From January through April, the average price per buildable square foot in Queens decreased 13% year-over-year to $189 per buildable square foot. Astoria, Long Island City and Sunnyside have been the most active investment neighborhoods, and predictably, the price per buildable square foot runs higher in these areas, at around $240. Nevertheless, a developer looking for deals can find significantly cheaper land in Jamaica, where sites fetch $100-$124 per buildable square foot, one of the lowest in the borough.
Favorable Factors For Development
Of course, risks are inherent in owning real estate, especially in NYC, but with the price per square foot for an existing multifamily building in Jamaica averaging around $350 and inching up, there is an economic advantage to building a new property versus buying an existing structure that is heavily regulated. With an average of $225-$275 in hard and soft costs required for new development and approximately $125 per buildable square foot for land, the weighted average cost is about the same for the two asset classes.
Development in Jamaica is even more appealing versus existing multifamily assets when the benefits of Affordable New York are added to the mix. The popular tax incentive provides 100% tax exemption for the construction period, and another 35 years after the completion of a project. There is currently substantial value in developing rental buildings in Jamaica because Affordable New York’s affordable rent component is very close to market rent. So, instead of buying a rent-stabilized multifamily building where rents may be 30% below market, you can develop a building where only 30% of the units must be affordable, set to 130% of the Average Median Income, which is at or very close to market rate rents in Jamaica.
The New York City Department of City Planning rezoned 368 blocks in Jamaica to allow for the creation of higher density residential buildings, as well as mixed-use properties. Jamaica – which is predominantly a commercial and retail neighborhood – is extremely alluring for residential development due to this massive rezoning, which took place 12 years ago, but has not been fully exploited. In the aftermath of last decade’s “Great Recession,” cautious investors focused on historically transactional neighborhoods. As an example, since 2011 the price per buildable square foot in Northwestern Queens has skyrocketed approximately 280%, from the high 80s to the mid 200s. Therefore, developers are looking for locations where their developments pencil out to rentals, especially with so much condominium product currently on the market.
Since Jamaica is dominated by blue-collar middle-class residents, it is no surprise that residential projects far outweigh commercial endeavors. Indeed, a remarkable 87 projects encompassing 6.8 million square feet are currently in the pipeline in Jamaica, according to estimates from Recity. Of the 87 ongoing projects, 57 projects are new residential developments, which will bring over 5,330 total units to the area.

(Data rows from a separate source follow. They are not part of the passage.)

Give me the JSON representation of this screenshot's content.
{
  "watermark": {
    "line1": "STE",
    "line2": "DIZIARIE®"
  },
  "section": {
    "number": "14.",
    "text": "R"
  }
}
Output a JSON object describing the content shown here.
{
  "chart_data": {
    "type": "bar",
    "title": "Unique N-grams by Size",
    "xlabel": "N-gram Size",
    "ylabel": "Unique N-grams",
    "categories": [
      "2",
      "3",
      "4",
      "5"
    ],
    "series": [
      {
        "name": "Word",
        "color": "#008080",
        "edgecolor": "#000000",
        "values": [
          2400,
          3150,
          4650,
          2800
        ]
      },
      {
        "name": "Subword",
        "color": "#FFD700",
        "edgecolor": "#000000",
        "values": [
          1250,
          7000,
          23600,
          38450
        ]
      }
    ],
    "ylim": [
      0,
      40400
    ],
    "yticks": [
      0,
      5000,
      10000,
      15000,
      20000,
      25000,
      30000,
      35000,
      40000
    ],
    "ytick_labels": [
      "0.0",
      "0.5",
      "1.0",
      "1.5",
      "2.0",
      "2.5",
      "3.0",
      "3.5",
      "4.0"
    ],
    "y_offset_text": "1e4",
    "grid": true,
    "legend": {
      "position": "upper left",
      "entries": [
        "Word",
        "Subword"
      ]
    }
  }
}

Adding fuel to Jamaica’s already red-hot real estate market is the fact that the neighborhood is almost entirely constituted by “Economic Opportunity Zones.” The program – which aims to encourage long-term investment in underserved communities – allows the participation of less expensive capital, due to a deferred capital gains tax structure. In all of Queens, about 25% of the Opportunity Zones are in Jamaica.
Looking ahead, as land prices in historically strong NYC markets get loftier, developers will increasingly pursue the next, up-and-coming neighborhood that offers tangible upside potential. Whether it be a shift in demand due to new rent regulation laws, the Affordable New York tax incentive, or the abundance of Opportunity Zones, Jamaica is well-positioned for growth over the near-term as well as the years ahead.